弁護士業界を取り巻く環境も日々変化を続けていますが,まだまだ法律の専門家の力が必要な場は多く残されています。九州大学法科大学院の先輩として,後輩の皆様が,同じ法曹の仲間として活躍されるのを楽しみにしております。
安孫子健輔(NPO法人そだちの樹スタッフ・弁護士)
11年前,私は何となく弁護士になるつもりで,何となくこの法科大学院に入学しました。当時はまだ卒業生のうち「例えば約7~8割」が司法試験に合格できると信じられていて,進路を固める勇気のなかった私には,もう少し現実に目をつぶっていられる逃げ場として,この上なく魅力的な進学先でした。
いま,私は小さなNPO法人のスタッフとして活動しています。家庭で暮らせない子どもや,頼る家族がいない若者の相談を聞き,さまざまな社会資源をつないで,解決を後押しする仕事です。虐待を受けるので家に帰れない。施設を出て暮らしているけど寂しくて仕方がない。小学生のころから中洲で体を売っている。いま手首を切っている。そんなヘルプが,どこからともなく舞い込んできます。一般的に言って,これは弁護士の仕事ではありません。ソーシャルワーカーと呼ばれる福祉の専門職が担っている仕事です。

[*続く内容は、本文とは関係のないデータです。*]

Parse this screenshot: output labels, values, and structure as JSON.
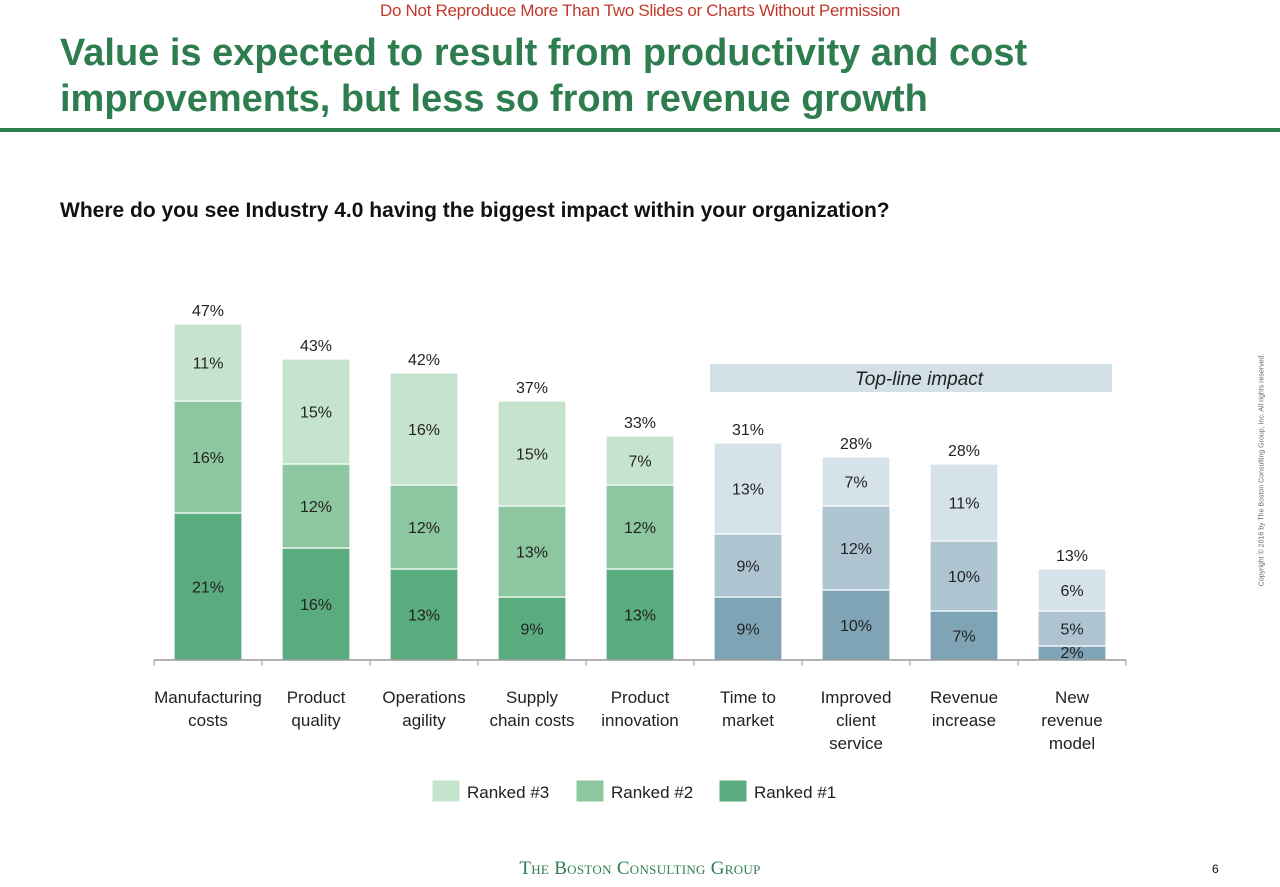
{
  "notice": "Do Not Reproduce More Than Two Slides or Charts Without Permission",
  "title": "Value is expected to result from productivity and cost improvements, but less so from revenue growth",
  "question": "Where do you see Industry 4.0 having the biggest impact within your organization?",
  "footer": {
    "logo": "The Boston Consulting Group",
    "page_number": "6",
    "copyright": "Copyright © 2016 by The Boston Consulting Group, Inc. All rights reserved."
  },
  "chart_data": {
    "type": "bar",
    "stacked": true,
    "categories": [
      [
        "Manufacturing",
        "costs"
      ],
      [
        "Product",
        "quality"
      ],
      [
        "Operations",
        "agility"
      ],
      [
        "Supply",
        "chain costs"
      ],
      [
        "Product",
        "innovation"
      ],
      [
        "Time to",
        "market"
      ],
      [
        "Improved",
        "client",
        "service"
      ],
      [
        "Revenue",
        "increase"
      ],
      [
        "New",
        "revenue",
        "model"
      ]
    ],
    "series": [
      {
        "name": "Ranked #1",
        "values": [
          21,
          16,
          13,
          9,
          13,
          9,
          10,
          7,
          2
        ]
      },
      {
        "name": "Ranked #2",
        "values": [
          16,
          12,
          12,
          13,
          12,
          9,
          12,
          10,
          5
        ]
      },
      {
        "name": "Ranked #3",
        "values": [
          11,
          15,
          16,
          15,
          7,
          13,
          7,
          11,
          6
        ]
      }
    ],
    "totals": [
      47,
      43,
      42,
      37,
      33,
      31,
      28,
      28,
      13
    ],
    "legend": [
      "Ranked #3",
      "Ranked #2",
      "Ranked #1"
    ],
    "annotation": {
      "label": "Top-line impact",
      "applies_to": [
        "Time to market",
        "Improved client service",
        "Revenue increase",
        "New revenue model"
      ]
    },
    "colors": {
      "green_rank1": "#5aab7e",
      "green_rank2": "#8dc7a0",
      "green_rank3": "#c6e4cd",
      "blue_rank1": "#7ea4b6",
      "blue_rank2": "#aec5d1",
      "blue_rank3": "#d5e2ea",
      "annotation_band": "#d3e0e7",
      "bar_outline": "#ffffff"
    }
  }
}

これだけ言うと,何となく法科大学院に入って,何となく卒業して,そのまま別の畑に行っただけの人の話のようですが,決してそういうつもりではありません。私の活動の原点は,すべて九州大学法科大学院にあります。
私は何となく弁護士になるつもりでしたが,それは小さいころから思い描いていた,人のために働きたいというありふれた将来像のひとつとして,たまたま思いついたからにすぎません。しかしどうせ弁護士になるなら,本当に困っている人の力になろうという想いはありました。だから法科大学院では,この社会にどんな困った人たちがいるのか,その人たちはどうして困っているのか,そこで法律は何をしているのかを,ずっと探していました。

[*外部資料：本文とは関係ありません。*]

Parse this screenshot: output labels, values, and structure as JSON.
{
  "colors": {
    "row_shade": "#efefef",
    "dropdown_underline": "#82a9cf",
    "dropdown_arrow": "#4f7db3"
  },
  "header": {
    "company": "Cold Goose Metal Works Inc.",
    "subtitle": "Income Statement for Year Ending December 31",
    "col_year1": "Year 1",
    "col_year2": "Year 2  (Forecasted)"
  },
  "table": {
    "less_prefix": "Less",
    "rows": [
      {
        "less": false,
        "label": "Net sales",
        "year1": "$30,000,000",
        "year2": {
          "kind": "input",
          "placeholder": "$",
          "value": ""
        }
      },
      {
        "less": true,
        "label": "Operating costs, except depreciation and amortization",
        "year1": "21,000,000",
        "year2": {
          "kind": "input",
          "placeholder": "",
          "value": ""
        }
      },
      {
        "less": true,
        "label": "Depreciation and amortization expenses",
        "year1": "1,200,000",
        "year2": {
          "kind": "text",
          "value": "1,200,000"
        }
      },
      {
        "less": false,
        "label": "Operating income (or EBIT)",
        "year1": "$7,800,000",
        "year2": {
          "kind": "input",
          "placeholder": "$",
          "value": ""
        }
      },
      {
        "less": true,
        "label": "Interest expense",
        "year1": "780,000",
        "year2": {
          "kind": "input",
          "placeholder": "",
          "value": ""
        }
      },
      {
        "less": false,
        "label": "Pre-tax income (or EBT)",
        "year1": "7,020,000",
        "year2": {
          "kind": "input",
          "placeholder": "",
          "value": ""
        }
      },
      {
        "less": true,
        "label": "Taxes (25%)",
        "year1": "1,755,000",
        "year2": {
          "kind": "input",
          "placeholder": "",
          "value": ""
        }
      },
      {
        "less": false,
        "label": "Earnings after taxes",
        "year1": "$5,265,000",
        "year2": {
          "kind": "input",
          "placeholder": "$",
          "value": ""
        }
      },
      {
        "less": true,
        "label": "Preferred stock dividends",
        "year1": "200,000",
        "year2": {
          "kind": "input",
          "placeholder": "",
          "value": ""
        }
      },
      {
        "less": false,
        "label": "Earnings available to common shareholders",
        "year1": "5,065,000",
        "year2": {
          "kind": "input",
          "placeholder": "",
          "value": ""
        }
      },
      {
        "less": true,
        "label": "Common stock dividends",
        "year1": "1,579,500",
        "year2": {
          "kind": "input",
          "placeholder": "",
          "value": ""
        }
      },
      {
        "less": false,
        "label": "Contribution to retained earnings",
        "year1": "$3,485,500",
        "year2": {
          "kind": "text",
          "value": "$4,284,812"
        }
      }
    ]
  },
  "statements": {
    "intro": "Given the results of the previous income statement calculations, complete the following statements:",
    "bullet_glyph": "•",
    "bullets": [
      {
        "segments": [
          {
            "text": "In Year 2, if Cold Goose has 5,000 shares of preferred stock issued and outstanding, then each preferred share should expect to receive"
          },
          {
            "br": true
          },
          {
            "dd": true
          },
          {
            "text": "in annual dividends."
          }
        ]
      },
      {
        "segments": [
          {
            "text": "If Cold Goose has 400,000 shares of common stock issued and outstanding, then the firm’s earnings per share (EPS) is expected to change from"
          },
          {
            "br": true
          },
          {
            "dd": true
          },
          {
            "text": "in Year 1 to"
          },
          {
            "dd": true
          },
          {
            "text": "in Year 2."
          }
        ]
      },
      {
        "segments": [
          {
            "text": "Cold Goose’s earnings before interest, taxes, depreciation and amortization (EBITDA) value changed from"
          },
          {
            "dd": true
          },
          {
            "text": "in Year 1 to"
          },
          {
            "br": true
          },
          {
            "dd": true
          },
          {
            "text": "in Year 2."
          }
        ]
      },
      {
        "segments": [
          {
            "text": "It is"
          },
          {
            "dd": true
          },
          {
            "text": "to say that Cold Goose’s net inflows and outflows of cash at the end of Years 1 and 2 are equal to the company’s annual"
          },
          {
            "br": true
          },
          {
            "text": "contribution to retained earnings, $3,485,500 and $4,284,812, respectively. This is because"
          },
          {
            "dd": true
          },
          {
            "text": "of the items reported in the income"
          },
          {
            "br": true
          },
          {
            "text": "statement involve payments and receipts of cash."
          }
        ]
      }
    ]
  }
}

九州大学法科大学院は,本当は学部時代に片付けておくべき自分探しの機会を,存分に与えてくれました。第一に,教壇に立つ先生たちが,私に新しい社会のあり方を見せてくれました。少年法のT先生は,異質な理念の間を揺れ動く制度が,子どもたちのそだちに影を落としている様子を見せてくれました。精神医療と法のK先生は,伝統的に権利が問題とされてこなかった領域で,法律が何をしているのかを見せてくれました。民事訴訟法のK先生は,当事者が争い啀み合う法廷が,未来を語る対話の場になりうる可能性を見せてくれました。その中で私は,法律の手の届きにくい,どうにも困った問題があることを知りました。それがいま取り組んでいる「福祉」の問題でした。
第二に,早朝・深夜も利用できる大学院棟で,自分の好きな時間に,好きなだけ本が読めました。朝型の私には,これはたいへんありがたいサービスでした。気になる問題があれば,昼夜を問わず図書室から文献を引っ張り出して,気の済むまで読み耽ることができました。教科書の淡白な書きぶりからは読み取りにくい問題に,じっくり向き合うことができました。ぼんやり見えるようになった福祉の課題が,自分のキャリアとして視野に入ってくるようになりました。

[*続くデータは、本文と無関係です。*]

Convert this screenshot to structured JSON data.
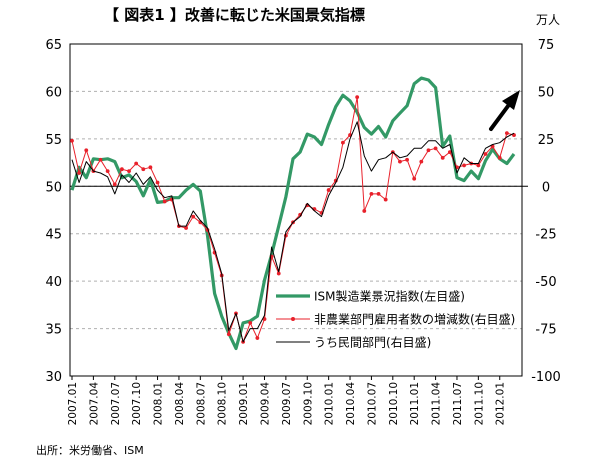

第三に,いまも私を支えてくれる,たくさんの人との出会いがありました。自分の手に負えない相談があったとき,まず思い浮かぶのは法科大学院の同期たちです。法律家としてはもちろん,さまざまな分野で走っている彼らは,いつも私に勇気と,安心を与えてくれます。実務家教員や,エクスターンシップで出会った先生たちも,弁護士像を超えて,理想とする人間像のモデルを与えてくれました。
こうやって私は,九州大学法科大学院の衣を着て,日々子どもたち,若者たちと向き合っています。私の働きが,社会にとってどれほどの幸せをもたらしているのかは分かりません。でも,わずかでも幸せを感じてくれた人がいるなら,それはみんな,ここでの学びとつながっています。